Chief Justice Walter Samuel Onnoghen is faced with grievous charges of gross turpitude; and the reflex action of senior lawyers — at least the most vocal among them — is to flex legalistic muscles!
Do they hope that infantile bluff would make the stain and the shame go away — and help the beleaguered CJN in any way?
Ahead of the CJN’s arraignment before the Code of Conduct Tribunal (CCT) yesterday, the lawyers, bristling with thunder, bluster and fury, made it known that 30 SANs would “storm” the tribunal to defend the CJN.
Later, the Nigerian Bar Association (NBA), the lawyers’ conclave, virtually decreed every lawyer (perhaps living or dead!) should press themselves into service. The CJN must be defended. The judiciary must be saved!

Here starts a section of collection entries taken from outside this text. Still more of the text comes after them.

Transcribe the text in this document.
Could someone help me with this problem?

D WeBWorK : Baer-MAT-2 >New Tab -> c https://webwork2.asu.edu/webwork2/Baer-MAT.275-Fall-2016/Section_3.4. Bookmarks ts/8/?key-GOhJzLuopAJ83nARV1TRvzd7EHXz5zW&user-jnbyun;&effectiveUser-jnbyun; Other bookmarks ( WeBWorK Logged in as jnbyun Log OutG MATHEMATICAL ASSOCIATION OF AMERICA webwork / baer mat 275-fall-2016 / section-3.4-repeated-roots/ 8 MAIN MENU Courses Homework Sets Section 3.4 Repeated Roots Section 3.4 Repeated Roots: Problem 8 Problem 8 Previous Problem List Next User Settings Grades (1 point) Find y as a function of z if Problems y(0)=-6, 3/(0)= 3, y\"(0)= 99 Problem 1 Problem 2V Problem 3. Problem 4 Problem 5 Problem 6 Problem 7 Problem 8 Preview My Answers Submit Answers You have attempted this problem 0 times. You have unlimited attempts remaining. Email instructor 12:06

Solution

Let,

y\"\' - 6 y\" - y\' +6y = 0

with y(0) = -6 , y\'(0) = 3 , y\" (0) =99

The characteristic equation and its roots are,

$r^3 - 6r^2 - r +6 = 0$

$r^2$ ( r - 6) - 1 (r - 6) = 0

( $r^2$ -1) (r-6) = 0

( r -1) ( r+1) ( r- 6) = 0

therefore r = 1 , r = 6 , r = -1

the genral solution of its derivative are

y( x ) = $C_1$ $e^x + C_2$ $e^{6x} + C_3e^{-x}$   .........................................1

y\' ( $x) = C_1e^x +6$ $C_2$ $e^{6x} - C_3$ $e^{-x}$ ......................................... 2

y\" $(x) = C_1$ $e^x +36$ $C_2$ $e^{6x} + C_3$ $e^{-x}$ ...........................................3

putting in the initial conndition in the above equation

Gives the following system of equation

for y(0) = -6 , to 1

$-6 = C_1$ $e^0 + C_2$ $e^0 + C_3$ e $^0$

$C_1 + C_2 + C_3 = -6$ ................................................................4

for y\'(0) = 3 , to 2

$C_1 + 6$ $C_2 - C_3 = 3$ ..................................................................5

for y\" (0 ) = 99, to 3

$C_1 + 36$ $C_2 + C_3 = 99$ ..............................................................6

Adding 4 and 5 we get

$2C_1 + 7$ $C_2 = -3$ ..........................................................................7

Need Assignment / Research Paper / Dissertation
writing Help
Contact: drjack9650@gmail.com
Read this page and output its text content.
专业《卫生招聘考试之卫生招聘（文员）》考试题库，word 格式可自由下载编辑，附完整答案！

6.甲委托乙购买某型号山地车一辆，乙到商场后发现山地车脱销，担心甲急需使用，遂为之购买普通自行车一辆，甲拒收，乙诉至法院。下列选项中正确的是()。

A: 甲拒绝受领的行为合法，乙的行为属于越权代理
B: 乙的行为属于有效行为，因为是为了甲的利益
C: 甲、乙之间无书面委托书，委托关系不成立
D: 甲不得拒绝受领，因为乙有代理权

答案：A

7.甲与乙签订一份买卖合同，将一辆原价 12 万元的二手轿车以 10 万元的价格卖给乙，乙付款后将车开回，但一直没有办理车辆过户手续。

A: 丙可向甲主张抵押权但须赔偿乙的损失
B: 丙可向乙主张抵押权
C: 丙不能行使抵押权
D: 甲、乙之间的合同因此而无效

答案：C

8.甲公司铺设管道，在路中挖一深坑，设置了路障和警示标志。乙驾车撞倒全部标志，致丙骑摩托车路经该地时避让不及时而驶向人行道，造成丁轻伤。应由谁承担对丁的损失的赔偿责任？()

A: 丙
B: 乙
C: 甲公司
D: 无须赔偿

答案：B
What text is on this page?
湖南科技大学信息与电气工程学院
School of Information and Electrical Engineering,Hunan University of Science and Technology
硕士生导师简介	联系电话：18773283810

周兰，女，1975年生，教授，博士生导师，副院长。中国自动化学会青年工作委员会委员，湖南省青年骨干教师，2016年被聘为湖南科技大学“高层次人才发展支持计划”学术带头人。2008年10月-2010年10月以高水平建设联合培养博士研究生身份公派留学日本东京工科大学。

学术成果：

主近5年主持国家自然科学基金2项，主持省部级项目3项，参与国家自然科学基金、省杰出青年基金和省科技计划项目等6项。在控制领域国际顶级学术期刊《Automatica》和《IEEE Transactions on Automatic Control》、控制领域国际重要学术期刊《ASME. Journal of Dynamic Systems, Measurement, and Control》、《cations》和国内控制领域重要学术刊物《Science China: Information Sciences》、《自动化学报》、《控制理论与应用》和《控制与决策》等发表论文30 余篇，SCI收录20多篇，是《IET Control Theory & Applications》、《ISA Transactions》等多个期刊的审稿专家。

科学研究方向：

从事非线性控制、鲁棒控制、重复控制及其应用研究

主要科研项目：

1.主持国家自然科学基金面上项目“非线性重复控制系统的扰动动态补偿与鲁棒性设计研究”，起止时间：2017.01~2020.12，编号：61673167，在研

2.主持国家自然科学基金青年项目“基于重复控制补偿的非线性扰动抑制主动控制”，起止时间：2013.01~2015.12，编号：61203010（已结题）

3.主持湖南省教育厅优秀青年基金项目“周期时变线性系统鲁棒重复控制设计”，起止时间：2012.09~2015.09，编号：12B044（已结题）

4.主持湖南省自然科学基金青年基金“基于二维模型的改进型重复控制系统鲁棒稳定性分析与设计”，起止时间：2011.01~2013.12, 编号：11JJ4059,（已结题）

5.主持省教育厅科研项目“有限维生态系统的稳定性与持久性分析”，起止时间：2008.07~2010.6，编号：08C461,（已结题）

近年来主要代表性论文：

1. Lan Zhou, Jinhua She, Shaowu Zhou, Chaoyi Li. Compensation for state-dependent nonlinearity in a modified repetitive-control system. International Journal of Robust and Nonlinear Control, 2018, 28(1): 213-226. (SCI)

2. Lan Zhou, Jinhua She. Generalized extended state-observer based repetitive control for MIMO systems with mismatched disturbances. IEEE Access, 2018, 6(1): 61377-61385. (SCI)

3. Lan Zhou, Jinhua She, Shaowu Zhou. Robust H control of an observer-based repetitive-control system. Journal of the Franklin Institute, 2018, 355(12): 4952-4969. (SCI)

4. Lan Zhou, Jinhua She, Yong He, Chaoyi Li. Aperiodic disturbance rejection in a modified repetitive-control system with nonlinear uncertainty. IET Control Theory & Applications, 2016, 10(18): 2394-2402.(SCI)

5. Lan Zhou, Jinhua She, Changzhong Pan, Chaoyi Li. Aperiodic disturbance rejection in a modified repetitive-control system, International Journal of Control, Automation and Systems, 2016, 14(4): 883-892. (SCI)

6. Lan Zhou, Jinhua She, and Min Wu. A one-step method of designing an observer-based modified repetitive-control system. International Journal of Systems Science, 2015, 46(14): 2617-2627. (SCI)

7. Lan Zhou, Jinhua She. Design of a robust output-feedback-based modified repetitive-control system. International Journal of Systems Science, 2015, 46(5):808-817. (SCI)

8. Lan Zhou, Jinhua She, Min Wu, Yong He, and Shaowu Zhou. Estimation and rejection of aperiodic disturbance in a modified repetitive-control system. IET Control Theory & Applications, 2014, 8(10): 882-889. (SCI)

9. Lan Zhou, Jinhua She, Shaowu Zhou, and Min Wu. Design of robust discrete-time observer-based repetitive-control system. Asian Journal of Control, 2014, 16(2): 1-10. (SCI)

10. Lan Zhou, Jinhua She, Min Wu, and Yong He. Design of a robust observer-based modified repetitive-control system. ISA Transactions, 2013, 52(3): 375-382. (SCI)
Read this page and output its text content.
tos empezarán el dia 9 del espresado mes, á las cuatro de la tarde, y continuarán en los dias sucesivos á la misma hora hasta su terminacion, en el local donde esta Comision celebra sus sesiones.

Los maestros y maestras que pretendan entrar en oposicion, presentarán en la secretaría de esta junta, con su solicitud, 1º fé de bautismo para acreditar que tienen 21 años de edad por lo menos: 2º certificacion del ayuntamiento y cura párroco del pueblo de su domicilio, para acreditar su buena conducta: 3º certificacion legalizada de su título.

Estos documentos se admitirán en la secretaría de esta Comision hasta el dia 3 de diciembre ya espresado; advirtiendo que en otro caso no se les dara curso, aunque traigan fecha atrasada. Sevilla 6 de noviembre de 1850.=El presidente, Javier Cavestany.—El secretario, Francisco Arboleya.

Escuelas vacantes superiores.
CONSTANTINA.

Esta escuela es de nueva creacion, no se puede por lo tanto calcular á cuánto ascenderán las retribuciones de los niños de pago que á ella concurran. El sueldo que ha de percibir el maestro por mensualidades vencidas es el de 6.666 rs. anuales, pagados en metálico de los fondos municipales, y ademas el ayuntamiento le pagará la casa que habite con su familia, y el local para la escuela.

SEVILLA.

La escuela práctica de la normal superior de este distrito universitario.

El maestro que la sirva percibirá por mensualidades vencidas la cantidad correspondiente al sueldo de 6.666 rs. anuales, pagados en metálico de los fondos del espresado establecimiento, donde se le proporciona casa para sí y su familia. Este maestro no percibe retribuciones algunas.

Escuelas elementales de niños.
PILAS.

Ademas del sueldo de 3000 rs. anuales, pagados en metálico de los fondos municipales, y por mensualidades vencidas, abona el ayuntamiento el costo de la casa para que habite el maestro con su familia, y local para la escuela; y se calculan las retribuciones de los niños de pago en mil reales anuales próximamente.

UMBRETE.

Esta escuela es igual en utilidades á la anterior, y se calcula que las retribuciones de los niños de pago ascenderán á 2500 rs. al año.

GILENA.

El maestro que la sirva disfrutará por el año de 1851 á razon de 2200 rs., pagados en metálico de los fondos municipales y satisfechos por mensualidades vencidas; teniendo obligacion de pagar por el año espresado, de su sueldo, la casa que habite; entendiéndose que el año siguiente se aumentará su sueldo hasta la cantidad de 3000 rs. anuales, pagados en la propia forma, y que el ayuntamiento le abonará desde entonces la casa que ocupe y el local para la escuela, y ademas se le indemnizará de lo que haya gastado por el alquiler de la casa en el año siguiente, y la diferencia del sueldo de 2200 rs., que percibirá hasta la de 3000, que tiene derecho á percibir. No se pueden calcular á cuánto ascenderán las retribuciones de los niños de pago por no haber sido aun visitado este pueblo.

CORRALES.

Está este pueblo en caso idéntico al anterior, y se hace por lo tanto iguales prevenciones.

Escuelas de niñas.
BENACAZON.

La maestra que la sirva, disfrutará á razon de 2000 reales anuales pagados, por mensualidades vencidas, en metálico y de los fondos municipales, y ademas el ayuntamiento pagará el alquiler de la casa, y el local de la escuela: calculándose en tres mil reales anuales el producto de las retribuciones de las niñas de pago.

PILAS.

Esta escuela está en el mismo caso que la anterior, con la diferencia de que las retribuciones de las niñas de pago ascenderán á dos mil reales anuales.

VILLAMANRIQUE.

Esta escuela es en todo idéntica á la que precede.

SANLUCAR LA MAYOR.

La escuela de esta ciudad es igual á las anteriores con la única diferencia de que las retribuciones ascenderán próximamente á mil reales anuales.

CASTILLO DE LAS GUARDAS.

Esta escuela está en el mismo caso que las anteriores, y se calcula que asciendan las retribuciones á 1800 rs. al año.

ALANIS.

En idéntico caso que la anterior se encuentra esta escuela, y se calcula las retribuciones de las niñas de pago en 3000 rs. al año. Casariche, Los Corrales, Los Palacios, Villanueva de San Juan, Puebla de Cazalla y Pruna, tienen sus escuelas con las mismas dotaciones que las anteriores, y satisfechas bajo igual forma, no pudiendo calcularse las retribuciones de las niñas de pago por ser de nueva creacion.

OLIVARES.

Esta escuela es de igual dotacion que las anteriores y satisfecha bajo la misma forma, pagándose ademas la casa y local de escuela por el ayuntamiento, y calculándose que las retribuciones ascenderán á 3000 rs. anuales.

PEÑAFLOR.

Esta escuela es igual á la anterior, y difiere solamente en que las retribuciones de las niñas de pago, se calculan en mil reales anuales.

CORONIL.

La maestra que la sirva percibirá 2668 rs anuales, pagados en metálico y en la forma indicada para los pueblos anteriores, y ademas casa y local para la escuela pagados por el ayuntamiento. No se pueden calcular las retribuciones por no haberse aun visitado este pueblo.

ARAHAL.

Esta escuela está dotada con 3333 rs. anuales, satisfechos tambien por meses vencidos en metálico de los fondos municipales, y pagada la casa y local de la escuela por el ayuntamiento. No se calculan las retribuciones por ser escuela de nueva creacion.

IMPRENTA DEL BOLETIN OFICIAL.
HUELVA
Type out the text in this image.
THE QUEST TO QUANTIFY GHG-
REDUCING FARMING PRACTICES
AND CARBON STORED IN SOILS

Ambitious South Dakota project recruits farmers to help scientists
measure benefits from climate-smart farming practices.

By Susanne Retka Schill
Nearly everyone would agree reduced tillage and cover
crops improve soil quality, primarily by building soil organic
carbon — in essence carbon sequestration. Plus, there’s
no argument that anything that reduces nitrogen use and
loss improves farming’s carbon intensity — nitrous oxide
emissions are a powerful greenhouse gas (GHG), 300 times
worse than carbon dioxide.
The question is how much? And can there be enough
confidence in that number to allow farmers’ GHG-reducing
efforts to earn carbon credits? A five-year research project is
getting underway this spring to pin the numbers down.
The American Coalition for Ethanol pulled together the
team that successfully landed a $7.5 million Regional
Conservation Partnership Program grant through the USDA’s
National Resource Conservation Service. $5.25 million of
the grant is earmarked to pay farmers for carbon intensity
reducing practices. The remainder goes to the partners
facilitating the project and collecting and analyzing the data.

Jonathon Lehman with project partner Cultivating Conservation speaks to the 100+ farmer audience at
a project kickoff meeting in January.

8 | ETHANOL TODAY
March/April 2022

But saved from what or who? Indeed, patriotism is the last bastion of the scoundrel!
Yet, look at the lawyers’ technicality way. The law, they swoon in legalistic triumph, says you couldn’t drag the CJN, or any judge for that matter, to any court, without the National Judicial Council (NJC) first sanctioning them. True.
To support their case, they whip up a Court of Appeal decision (awaiting endorsement or rejection, on appeal to the Supreme Court) on an earlier case, of senior judges accused of sleaze but saved by technicality — not because they were innocent or guilty — to buttress their case. All well and good.
But isn’t there something, more fundamental values, on which even the law is founded? In real life speak, what makes everyone defer to the CJN, or any other judge for that matter, when a matter is before him?
Surely it can’t be his forensic brilliance alone, even if that is also a key criterion? No. It is the presumption that the CJN is not only sound in learning and sound of mind, but also that he is the very palladium of integrity. Not only is he stainless, he is perceived un-stainable.
But here we are: that perceived very palladium is accused of a dire stain, that could send the whole of the judicial infrastructure crashing down!
How? He is chair of the NJC — the NJC stipulated by law to discipline judges. Even if he could recuse himself, can the NJC, going through such integrity strain, be the same in the eye of the right-thinking public?
From formal to the informal: the CJN’s influence, in a rather close judiciary that some times looks like a closed cult, is all-pervading. If the CJN is above board (as he is perceived to be), that may not be a disadvantage. But if he faces a grievous accusation, as he does now, then the whole infrastructure of justice is endangered.
In this tragic case, the hunter just turned the hunted. That is precisely because though Nigeria’s No. 1 judicial officer’s scholarship is undiminished, and his brilliance undimmed, this scandal would appear to put a big question mark on his integrity; without which the majesty of that office is rubbished.
That is where the SANs waffle in scholastic hubris, flexing the technicalities of the law of which they are masters. But what right-thinking people of conscience see is a pitiable rally at turning shame to fame. That collectively diminishes the rest of us.
The Nigerian judiciary, with this mess, is in the most rotten scandal in its history. Rather than this emotive “we must save the judiciary” claptrap, these senior lawyers would serve themselves and the society better by embracing sobriety; and plot how the judiciary can, at least, work hard to regain its prestige, respect and glory.
That is the solemn and narrow way that leads to redemption. The present path, on which they now groggily barge, leads nowhere but perdition.